In 2005 Congress addressed the “meth crisis” by passing the Combat Methamphetamine Epidemic Act that, among other things, made the popular decongestant Sudafed, used by homegrown labs to make meth, a behind‐the‐counter drug and restricted its sale to patients. It didn’t take long for Mexican drug cartels to fill the void created by the crackdown on domestic meth labs, and to find other and better ways to manufacture meth. Now the Centers for Disease Control and Prevention report methamphetamine‐related deaths at record high levels.
Reacting to the fact that the synthetic opioid fentanyl and its analogs— largely made and smuggled into the U.S. by labs in China—is responsible for up to 75 percent of opioid‐related deaths, the Trump administration persuaded China to impose a ban on the production of fentanyl and its analogs in April 2019. By the fall of 2019 a new synthetic opioid, isotonitazene, made its debut in U.S. and Canadian black markets. The drug, which is not a derivative of fentanyl but equally as potent, is legal to export from China and is not banned in North America or Europe.
In March of this year Vice gave a detailed report on how this synthetic opioid has been found in counterfeit Dilaudid tablets sold on the streets in Nova Scotia, mixed with heroin sold in the U.S., and is sold in underground markets in Europe.
Research by the University of Pittsburgh shows that overdose deaths from licit and illicit drugs have been increasing exponentially since at least the late 1970s and show no signs of slowing. The drug that predominates as the cause of death has changed over the years, but the trend continues.
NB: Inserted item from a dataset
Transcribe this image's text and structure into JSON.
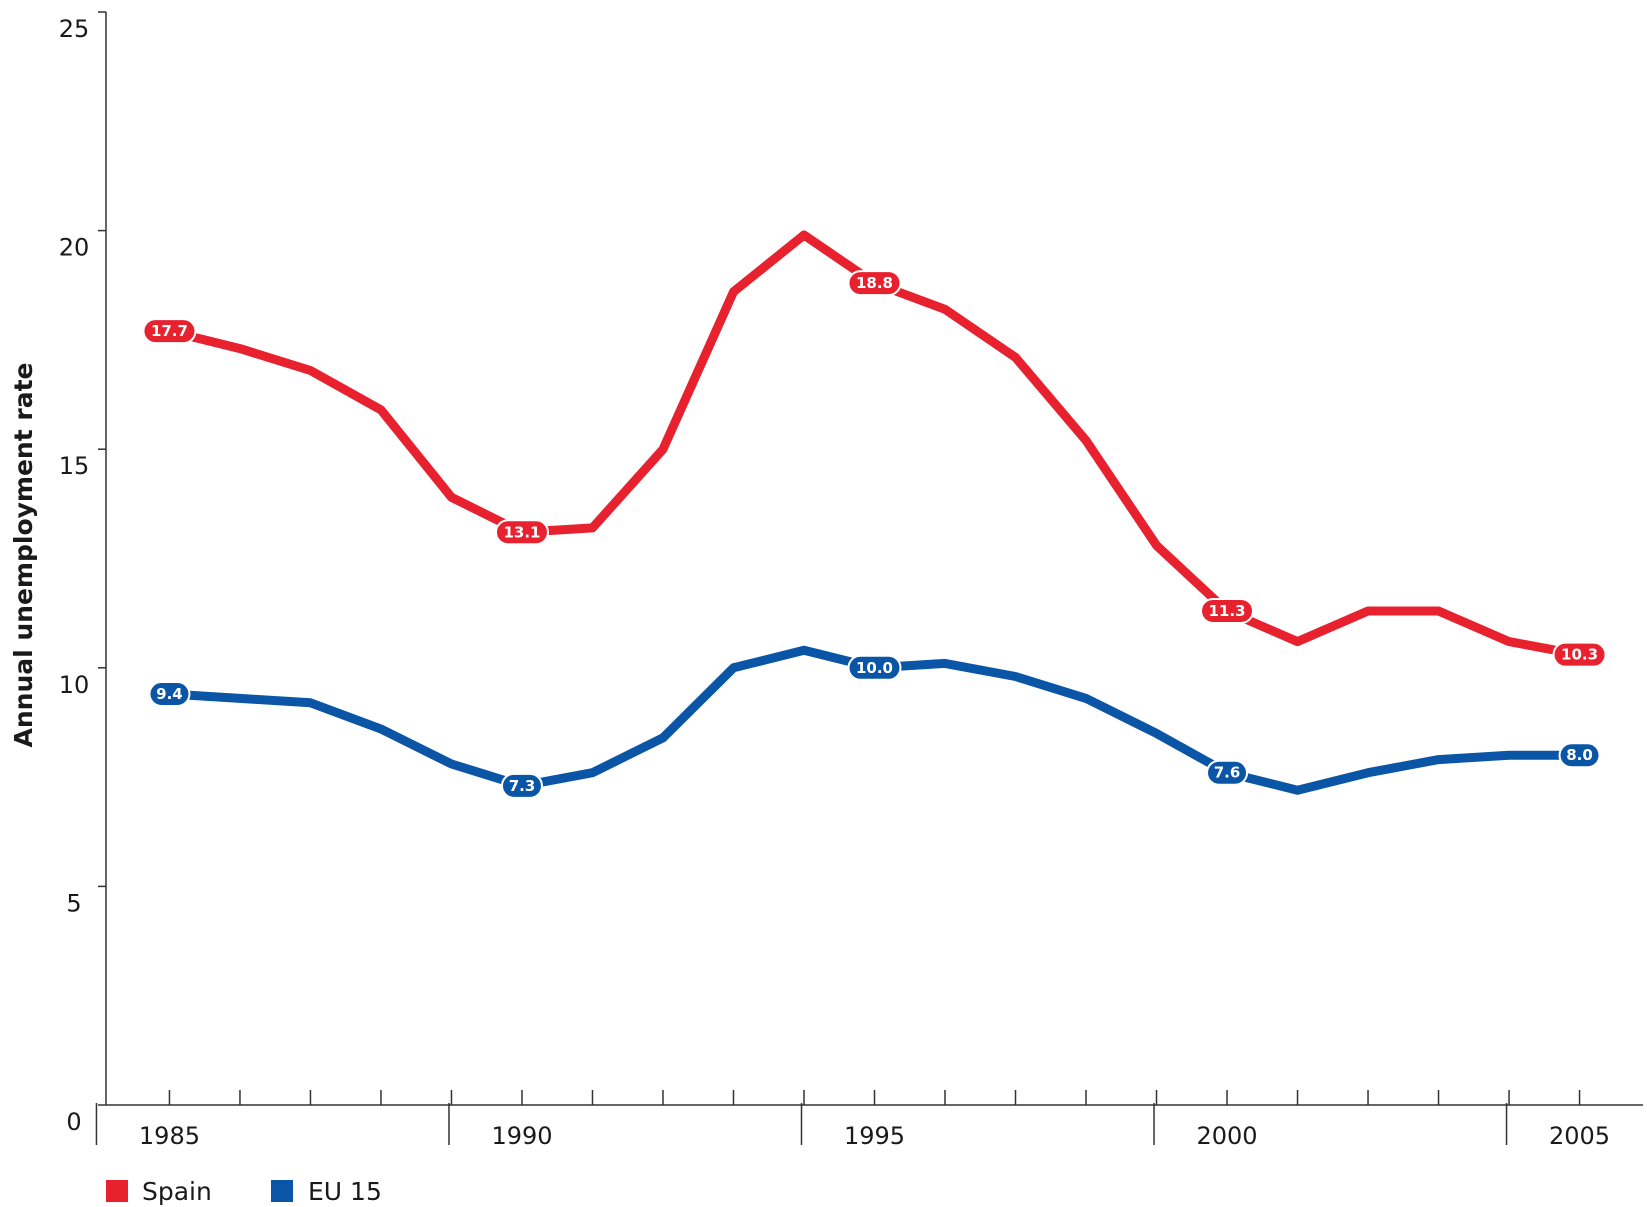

In the beginning of this century prescription opioids that were diverted to the street were predominant. As prescriptions of opioids dropped, non‐medical users migrated to heroin. Soon thereafter fentanyl and its analogs emerged on the scene, and now make up the bulk of opioid‐related overdose deaths.
As efforts are underway to crack down on illicit fentanyl, don’t be surprised if isotonitazene is the next big thing.
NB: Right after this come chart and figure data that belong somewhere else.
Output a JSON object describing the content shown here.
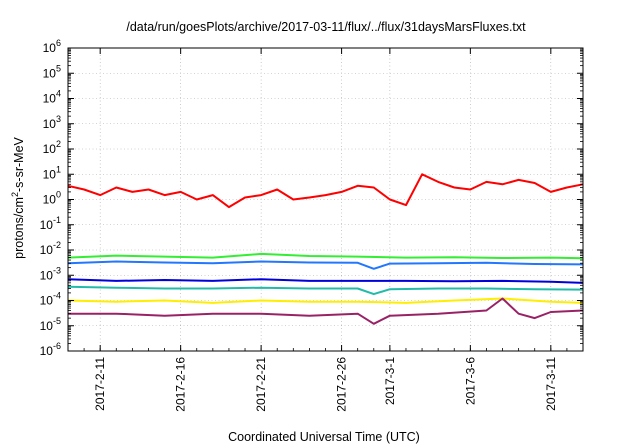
{
  "chart_data": {
    "type": "line",
    "title": "/data/run/goesPlots/archive/2017-03-11/flux/../flux/31daysMarsFluxes.txt",
    "xlabel": "Coordinated Universal Time (UTC)",
    "ylabel_parts": {
      "base": "protons/cm",
      "sup": "2",
      "rest": "-s-sr-MeV"
    },
    "y_scale": "log",
    "ylim": [
      1e-06,
      1000000.0
    ],
    "xlim": [
      "2017-02-09",
      "2017-03-13"
    ],
    "x_ticks": [
      {
        "date": "2017-02-11",
        "label": "2017-2-11"
      },
      {
        "date": "2017-02-16",
        "label": "2017-2-16"
      },
      {
        "date": "2017-02-21",
        "label": "2017-2-21"
      },
      {
        "date": "2017-02-26",
        "label": "2017-2-26"
      },
      {
        "date": "2017-03-01",
        "label": "2017-3-1"
      },
      {
        "date": "2017-03-06",
        "label": "2017-3-6"
      },
      {
        "date": "2017-03-11",
        "label": "2017-3-11"
      }
    ],
    "y_ticks": [
      {
        "value": 1e-06,
        "base": "10",
        "exp": "-6"
      },
      {
        "value": 1e-05,
        "base": "10",
        "exp": "-5"
      },
      {
        "value": 0.0001,
        "base": "10",
        "exp": "-4"
      },
      {
        "value": 0.001,
        "base": "10",
        "exp": "-3"
      },
      {
        "value": 0.01,
        "base": "10",
        "exp": "-2"
      },
      {
        "value": 0.1,
        "base": "10",
        "exp": "-1"
      },
      {
        "value": 1.0,
        "base": "10",
        "exp": "0"
      },
      {
        "value": 10.0,
        "base": "10",
        "exp": "1"
      },
      {
        "value": 100.0,
        "base": "10",
        "exp": "2"
      },
      {
        "value": 1000.0,
        "base": "10",
        "exp": "3"
      },
      {
        "value": 10000.0,
        "base": "10",
        "exp": "4"
      },
      {
        "value": 100000.0,
        "base": "10",
        "exp": "5"
      },
      {
        "value": 1000000.0,
        "base": "10",
        "exp": "6"
      }
    ],
    "grid": true,
    "legend": "none",
    "series": [
      {
        "color": "#ff0000",
        "x": [
          "2017-02-09",
          "2017-02-10",
          "2017-02-11",
          "2017-02-12",
          "2017-02-13",
          "2017-02-14",
          "2017-02-15",
          "2017-02-16",
          "2017-02-17",
          "2017-02-18",
          "2017-02-19",
          "2017-02-20",
          "2017-02-21",
          "2017-02-22",
          "2017-02-23",
          "2017-02-24",
          "2017-02-25",
          "2017-02-26",
          "2017-02-27",
          "2017-02-28",
          "2017-03-01",
          "2017-03-02",
          "2017-03-03",
          "2017-03-04",
          "2017-03-05",
          "2017-03-06",
          "2017-03-07",
          "2017-03-08",
          "2017-03-09",
          "2017-03-10",
          "2017-03-11",
          "2017-03-12",
          "2017-03-13"
        ],
        "y": [
          3.5,
          2.5,
          1.5,
          3.0,
          2.0,
          2.5,
          1.5,
          2.0,
          1.0,
          1.5,
          0.5,
          1.2,
          1.5,
          2.5,
          1.0,
          1.2,
          1.5,
          2.0,
          3.5,
          3.0,
          1.0,
          0.6,
          10,
          5.0,
          3.0,
          2.5,
          5.0,
          4.0,
          6.0,
          4.5,
          2.0,
          3.0,
          4.0
        ]
      },
      {
        "color": "#33ee33",
        "x": [
          "2017-02-09",
          "2017-02-12",
          "2017-02-15",
          "2017-02-18",
          "2017-02-21",
          "2017-02-24",
          "2017-02-27",
          "2017-03-02",
          "2017-03-05",
          "2017-03-08",
          "2017-03-11",
          "2017-03-13"
        ],
        "y": [
          0.005,
          0.006,
          0.0055,
          0.005,
          0.007,
          0.0058,
          0.0055,
          0.005,
          0.0052,
          0.0048,
          0.005,
          0.0047
        ]
      },
      {
        "color": "#2277ff",
        "x": [
          "2017-02-09",
          "2017-02-12",
          "2017-02-15",
          "2017-02-18",
          "2017-02-21",
          "2017-02-24",
          "2017-02-27",
          "2017-02-28",
          "2017-03-01",
          "2017-03-04",
          "2017-03-07",
          "2017-03-10",
          "2017-03-13"
        ],
        "y": [
          0.003,
          0.0035,
          0.0032,
          0.003,
          0.0035,
          0.0032,
          0.0031,
          0.0018,
          0.0029,
          0.003,
          0.0031,
          0.0028,
          0.0027
        ]
      },
      {
        "color": "#0000dd",
        "x": [
          "2017-02-09",
          "2017-02-12",
          "2017-02-15",
          "2017-02-18",
          "2017-02-21",
          "2017-02-24",
          "2017-02-27",
          "2017-03-02",
          "2017-03-05",
          "2017-03-08",
          "2017-03-11",
          "2017-03-13"
        ],
        "y": [
          0.0007,
          0.0006,
          0.00065,
          0.0006,
          0.0007,
          0.0006,
          0.0006,
          0.0006,
          0.00058,
          0.0006,
          0.00055,
          0.0005
        ]
      },
      {
        "color": "#22bbaa",
        "x": [
          "2017-02-09",
          "2017-02-12",
          "2017-02-15",
          "2017-02-18",
          "2017-02-21",
          "2017-02-24",
          "2017-02-27",
          "2017-02-28",
          "2017-03-01",
          "2017-03-04",
          "2017-03-07",
          "2017-03-10",
          "2017-03-13"
        ],
        "y": [
          0.00035,
          0.00032,
          0.0003,
          0.0003,
          0.00032,
          0.0003,
          0.0003,
          0.00018,
          0.00028,
          0.0003,
          0.0003,
          0.00028,
          0.00027
        ]
      },
      {
        "color": "#ffee00",
        "x": [
          "2017-02-09",
          "2017-02-12",
          "2017-02-15",
          "2017-02-18",
          "2017-02-21",
          "2017-02-24",
          "2017-02-27",
          "2017-03-02",
          "2017-03-05",
          "2017-03-08",
          "2017-03-11",
          "2017-03-13"
        ],
        "y": [
          0.0001,
          9e-05,
          0.0001,
          8e-05,
          0.0001,
          9e-05,
          9e-05,
          8e-05,
          0.0001,
          0.00012,
          9e-05,
          8e-05
        ]
      },
      {
        "color": "#992266",
        "x": [
          "2017-02-09",
          "2017-02-12",
          "2017-02-15",
          "2017-02-18",
          "2017-02-21",
          "2017-02-24",
          "2017-02-27",
          "2017-02-28",
          "2017-03-01",
          "2017-03-04",
          "2017-03-07",
          "2017-03-08",
          "2017-03-09",
          "2017-03-10",
          "2017-03-11",
          "2017-03-13"
        ],
        "y": [
          3e-05,
          3e-05,
          2.5e-05,
          3e-05,
          3e-05,
          2.5e-05,
          3e-05,
          1.2e-05,
          2.5e-05,
          3e-05,
          4e-05,
          0.00012,
          3e-05,
          2e-05,
          3.5e-05,
          4e-05
        ]
      }
    ]
  }
}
Last October, California expanded the scope of practice of pharmacists to allow them to prescribe HIV pre‐exposure prophylaxis (PrEP) and post‐exposure prophylaxis (PEP) to people at risk. Similar legislation is currently being considered by the New York state legislature.
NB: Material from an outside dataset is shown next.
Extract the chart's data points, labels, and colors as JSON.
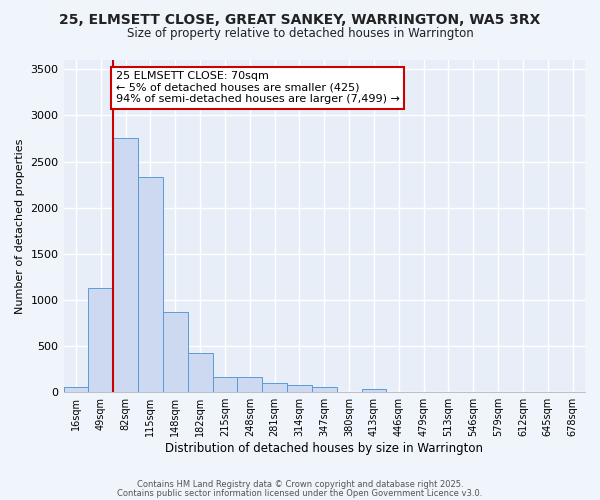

I have argued here that the Food and Drug Administration should reclassify PrEP and PEP as over the counter. While allowing pharmacists to prescribe PrEP and PEP is a step in the right direction, it would greatly improve access to the drugs for people at risk if they were available OTC. They can then be sold in retail and convenience stores in addition to drug stores. They might even be made available in vending machines, as is the case with emergency contraceptives, providing greater privacy along with convenience.
Research published this month by a team at the University of California San Francisco strengthens the argument for the FDA to move quickly on this. A randomized controlled trial of nearly 75,000 people in East Africa, an area of the world most affected by HIV, found PrEP resulted in a 74 percent reduction in new cases of HIV. The study found a 40 percent reduction in incidence among men and a 76 percent reduction among women. This latter discovery is particularly important, because clinical researchers have been uncertain as to the effectiveness of PrEP in women.
Medpage Today reported Catherine Koss, MD of the University of California San Francisco as saying:
“This shows in generalized epidemic settings, offering universal access to PrEP can reduce HIV incidence,” Koss said. “Moving forward, comprehensive HIV testing with linkage to treatment and prevention, including PrEP … [is a] promising approach to accelerated reductions in new infections.”
In response to the COVID-19 pandemic the FDA, in early March, relaxed many of its outdated and onerous regulations in order to fast‐track the approval process for new tests and new drugs to combat the virus.
While the COVID-19 virus is on everyone’s mind, the HIV epidemic has been around for more than 40 years, with more than 36,000 people infected each year and 1.2 million Americans living with HIV.
The FDA should demonstrate the same commitment to the fight against HIV that it claims to have against COVID-19 by reclassifying PrEP and PEP OTC. ASAP.